Fortunately, I don’t think that any such strategy will work in the long run. EBooks are here to stay, and the sooner that Harper Collins goes bankrupt, the better.


Bill Rosenblatt September 16, 2014 um 9:52 pm

Nate,

This isn’t DRM. No one has called it DRM but you. This technology is generally referred to as "social DRM." It’s also used by many publishers who choose not to talk about it.
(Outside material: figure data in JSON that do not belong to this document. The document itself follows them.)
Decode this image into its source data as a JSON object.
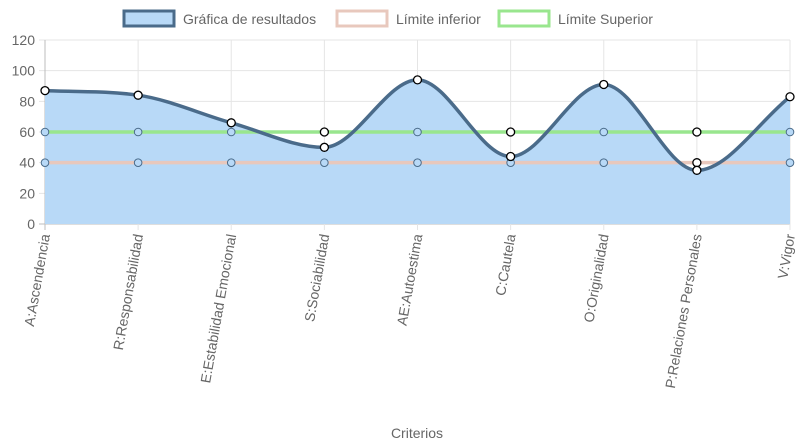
{
  "chart_data": {
    "type": "line",
    "xlabel": "Criterios",
    "ylabel": "",
    "ylim": [
      0,
      120
    ],
    "yticks": [
      0,
      20,
      40,
      60,
      80,
      100,
      120
    ],
    "grid": true,
    "legend_position": "top",
    "categories": [
      "A:Ascendencia",
      "R:Responsabilidad",
      "E:Estabilidad Emocional",
      "S:Sociabilidad",
      "AE:Autoestima",
      "C:Cautela",
      "O:Originalidad",
      "P:Relaciones Personales",
      "V:Vigor"
    ],
    "series": [
      {
        "name": "Gráfica de resultados",
        "values": [
          87,
          84,
          66,
          50,
          94,
          44,
          91,
          35,
          83
        ],
        "line_color": "#4a6b8a",
        "fill_color": "#b8d9f7",
        "filled": true
      },
      {
        "name": "Límite inferior",
        "values": [
          40,
          40,
          40,
          40,
          40,
          40,
          40,
          40,
          40
        ],
        "line_color": "#e8c8bd",
        "filled": false
      },
      {
        "name": "Límite Superior",
        "values": [
          60,
          60,
          60,
          60,
          60,
          60,
          60,
          60,
          60
        ],
        "line_color": "#99e68e",
        "filled": false
      }
    ]
  }
}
The only thing new I can see here is that Digimarc has gotten into this game; it’s a complement to the Attributor piracy monitoring technology that Digimarc bought some time ago.

Nate Hoffelder September 16, 2014 um 10:00 pm

http://en.wikipedia.org/wiki/Digital_rights_management#Watermarks

LoganK September 16, 2014 um 10:32 pm

Yes, I realize that it’s in the Wikipedia article, but you can’t really have it both ways.
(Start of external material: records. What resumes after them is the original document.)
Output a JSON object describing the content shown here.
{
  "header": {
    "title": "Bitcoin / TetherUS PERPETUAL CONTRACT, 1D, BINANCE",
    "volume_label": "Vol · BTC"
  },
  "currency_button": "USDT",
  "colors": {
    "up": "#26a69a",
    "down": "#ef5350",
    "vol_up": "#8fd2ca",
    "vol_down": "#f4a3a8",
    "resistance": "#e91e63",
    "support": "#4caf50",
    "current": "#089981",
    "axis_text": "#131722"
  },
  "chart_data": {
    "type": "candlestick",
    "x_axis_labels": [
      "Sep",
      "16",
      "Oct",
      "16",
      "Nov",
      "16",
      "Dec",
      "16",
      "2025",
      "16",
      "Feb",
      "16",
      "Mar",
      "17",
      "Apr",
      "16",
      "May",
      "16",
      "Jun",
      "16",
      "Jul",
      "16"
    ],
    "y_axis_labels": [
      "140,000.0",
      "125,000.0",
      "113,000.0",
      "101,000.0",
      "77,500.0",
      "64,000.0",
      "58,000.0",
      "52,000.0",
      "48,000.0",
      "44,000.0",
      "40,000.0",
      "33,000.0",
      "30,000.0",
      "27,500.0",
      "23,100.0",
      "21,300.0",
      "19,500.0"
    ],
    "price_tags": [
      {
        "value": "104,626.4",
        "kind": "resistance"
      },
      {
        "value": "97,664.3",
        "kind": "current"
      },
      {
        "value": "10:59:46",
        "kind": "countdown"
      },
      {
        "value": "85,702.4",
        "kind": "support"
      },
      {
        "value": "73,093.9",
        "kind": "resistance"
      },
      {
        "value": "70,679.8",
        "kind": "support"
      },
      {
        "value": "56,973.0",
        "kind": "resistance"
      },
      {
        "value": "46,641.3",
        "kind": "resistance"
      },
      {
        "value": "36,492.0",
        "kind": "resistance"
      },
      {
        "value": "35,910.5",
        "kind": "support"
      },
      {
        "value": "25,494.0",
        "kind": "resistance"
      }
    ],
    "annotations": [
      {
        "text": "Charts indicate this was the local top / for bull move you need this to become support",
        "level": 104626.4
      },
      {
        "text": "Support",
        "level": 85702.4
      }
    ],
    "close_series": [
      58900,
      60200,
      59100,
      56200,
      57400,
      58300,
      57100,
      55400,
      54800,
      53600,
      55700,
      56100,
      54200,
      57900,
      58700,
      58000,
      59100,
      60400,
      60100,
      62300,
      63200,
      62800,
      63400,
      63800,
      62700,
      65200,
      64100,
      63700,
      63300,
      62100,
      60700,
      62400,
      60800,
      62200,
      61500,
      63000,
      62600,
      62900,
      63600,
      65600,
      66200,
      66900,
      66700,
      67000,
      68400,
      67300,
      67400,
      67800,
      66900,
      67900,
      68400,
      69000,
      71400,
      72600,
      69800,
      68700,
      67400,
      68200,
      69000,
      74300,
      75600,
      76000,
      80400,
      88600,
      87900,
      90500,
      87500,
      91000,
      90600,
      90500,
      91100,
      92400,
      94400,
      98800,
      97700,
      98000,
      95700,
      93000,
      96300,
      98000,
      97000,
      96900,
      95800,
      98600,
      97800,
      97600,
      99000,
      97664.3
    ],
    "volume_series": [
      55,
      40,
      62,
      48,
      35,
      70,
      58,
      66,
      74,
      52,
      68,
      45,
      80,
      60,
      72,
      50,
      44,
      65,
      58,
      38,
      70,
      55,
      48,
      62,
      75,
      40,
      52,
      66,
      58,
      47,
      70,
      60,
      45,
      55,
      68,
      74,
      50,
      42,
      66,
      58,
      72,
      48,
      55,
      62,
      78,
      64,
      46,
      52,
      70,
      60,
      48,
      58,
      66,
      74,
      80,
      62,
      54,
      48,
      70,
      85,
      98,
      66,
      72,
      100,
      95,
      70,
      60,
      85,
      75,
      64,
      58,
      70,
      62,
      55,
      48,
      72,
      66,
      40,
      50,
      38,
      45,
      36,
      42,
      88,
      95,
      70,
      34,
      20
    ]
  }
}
DRM: "technologies … with the intent to control the use of digital content and devices after sale"
DMCA: "a technological measure … requires the application of information … to gain access to the work"
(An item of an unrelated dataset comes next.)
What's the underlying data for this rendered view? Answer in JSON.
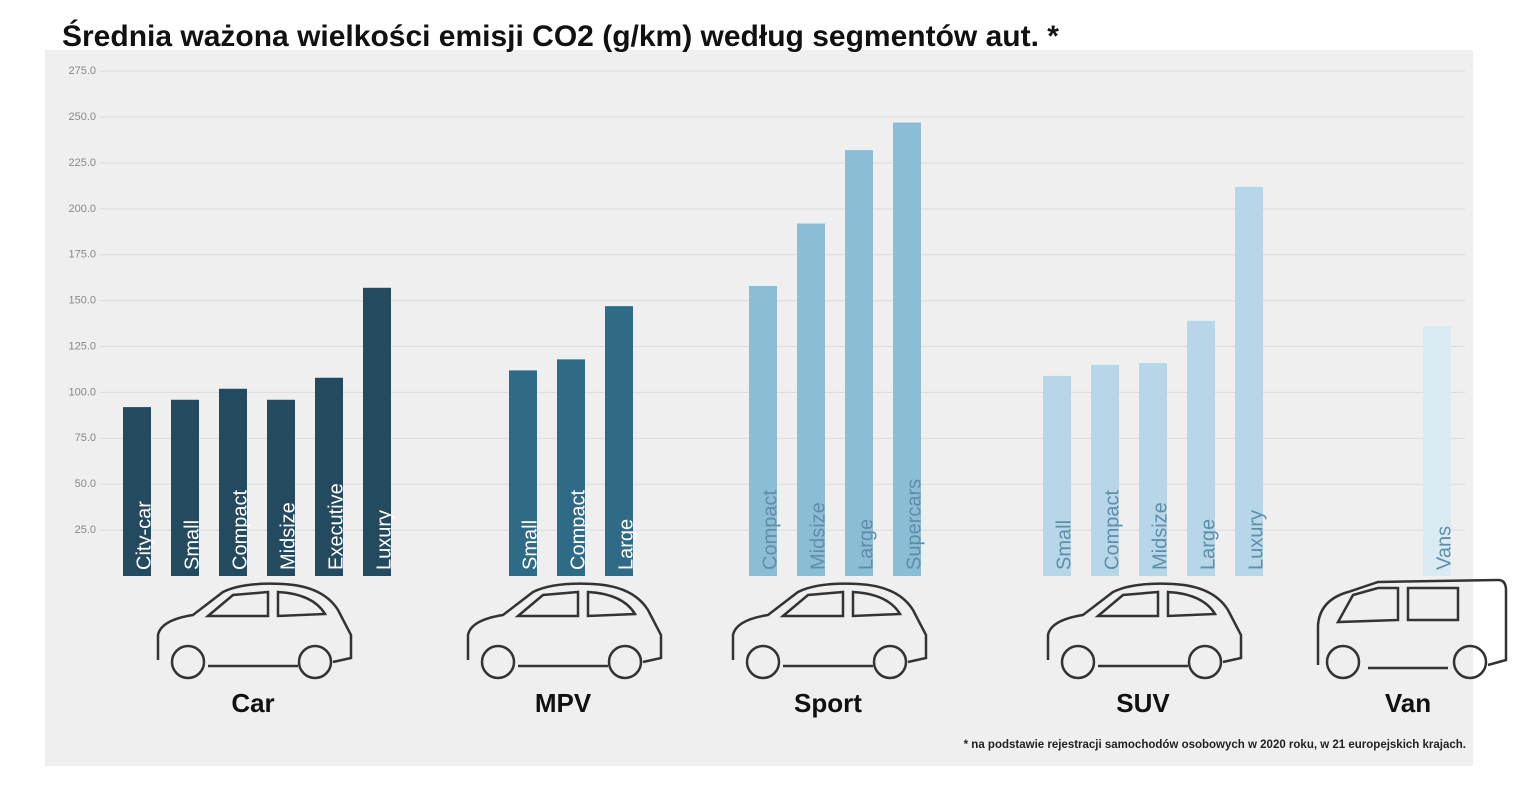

I realize this is the "could care less" argument all over again (or "piracy" vs. "copyright infringement"), but if watermarks are a DRM system because they "provide prosecution evidence for purely legal avenues", then aren’t ISP customer access logs also a DRM? If not, why are they different?

To put it another way, if DRM is going to encompass any technology that companies might use, down to as little as including a message reading "LoganK’s copy" stamped on the title page, what term should we use to raise the alarm against technologies that restrict access to the work? Invasive DRM (meaning DRM is okay, but some measures might go too far)?

I suppose it’s all semantics and I am whining for a term for my particular line in the sand so I can complain about my specific concerns, but it seems wild to me that we would use the same phrase for both lose-all-access-to-your-media-when-the-servers-shut-down technologies and put-the-receipt-in-the-bag technologies.

Nate Hoffelder September 16, 2014 um 11:43 pm

I can understand your viewpoint, but I also see that some publishers are replacing Adobe’s encryption DRM with digital watermarks. They are using the latter in place of the former, suggesting that the publishers see the two techs as valid alternatives. Thus, if one is a type of DRM then so is the other.

Bill Rosenblatt September 17, 2014 um 9:13 am

No. The Wikipedia entry says "Watermarks are not complete DRM mechanisms in their own right, but are used as part of a system for copyright enforcement…"

a) This does not add up to "watermarks are DRM."
b) Whoever wrote that Wikipedia entry (in which there are way too many biases and inaccuracies to list here, and are beside the point anyway) may have had in mind the various uses of watermarking that actually are or were part of DRM mechanisms – closed systems that read a watermark and acted on it *before* the user could see/hear/read the content. Best known example being the failed SDMI standard for music around 1999-2001. This is not one of those; it’s a forensic marker. It doesn’t control or restrict any interaction with the content by the user’s device.